Preheat oven to 425°.  Cut the spaghetti squash in half, lengthwise, and scoop out the seeds.  Brush the inside flesh with olive oil, and sprinkle with salt and pepper.  Place squash flesh side down on a baking sheet and bake for about 45 minutes, until soft and tender.

Place pine nuts and garlic in a food processor and pulse until they are finely minced and incorporated.  Add the basil leaves, baby arugula, salt and pepper.  Close the lid on your food processor and slowly stream in the extra virgin olive oil while whirling the ingredients for about 1 minute.

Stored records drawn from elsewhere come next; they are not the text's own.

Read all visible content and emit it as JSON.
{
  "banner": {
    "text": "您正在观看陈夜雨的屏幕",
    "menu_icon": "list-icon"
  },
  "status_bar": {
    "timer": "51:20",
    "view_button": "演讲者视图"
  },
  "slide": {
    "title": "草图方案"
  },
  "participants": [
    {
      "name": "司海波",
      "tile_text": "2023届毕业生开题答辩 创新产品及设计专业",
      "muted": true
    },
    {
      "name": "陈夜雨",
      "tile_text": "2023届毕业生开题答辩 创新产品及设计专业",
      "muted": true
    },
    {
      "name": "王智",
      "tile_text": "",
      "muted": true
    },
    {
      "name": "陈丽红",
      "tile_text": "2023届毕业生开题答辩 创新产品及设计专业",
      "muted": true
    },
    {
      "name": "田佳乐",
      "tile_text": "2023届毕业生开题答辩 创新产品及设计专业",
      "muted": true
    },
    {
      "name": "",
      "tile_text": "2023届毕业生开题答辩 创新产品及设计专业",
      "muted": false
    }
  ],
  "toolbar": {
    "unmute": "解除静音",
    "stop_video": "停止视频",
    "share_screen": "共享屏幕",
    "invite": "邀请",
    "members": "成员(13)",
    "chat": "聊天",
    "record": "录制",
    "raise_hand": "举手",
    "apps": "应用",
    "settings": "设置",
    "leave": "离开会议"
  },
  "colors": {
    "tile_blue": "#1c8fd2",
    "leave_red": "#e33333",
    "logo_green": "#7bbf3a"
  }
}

Basil, Arugula, Salt & Pepper

Pine nuts & Garlic



Add the shredded parmesan and whirl in the food processor for about 1 more minute, until the pesto is well blended.  You should have a nice creamy, puree.  If it is too thick, turn the food processor back on and add more olive oil.

Pesto!

Add the Parmesan

Set aside the pesto.  In a large skillet, place a pad of butter and a splash of olive oil over medium heat.  Add the red pepper flakes while the butter and oil get hot.  Season the prawns with salt & pepper and place them in the skillet.  Toss in the cherry tomatoes and let them char and wilt.  Turn the prawns to the other side after about 1 minute and cook through until they are pink and opaque.

Prawns & Cherry Tomatoes

Hot Prawns

By this time, the spaghetti squash should be ready to come out of the oven.  Hold the squash with a towel or pot holder, and scoop out the insides with a fork.  Place the stringy squash next to the prawns and tomatoes in the skillet (avoid stirring the tomatoes, they will be very soft).  Add a couple spoonfuls of pesto onto the spaghetti squash and stir until the sauce is well incorporated.

Scoop Out Stringy Squash

Stir in the Pesto

Plate the squash first and top with the cherry tomatoes and prawns.  Add a sprinkle of parmesan and basil for garnish.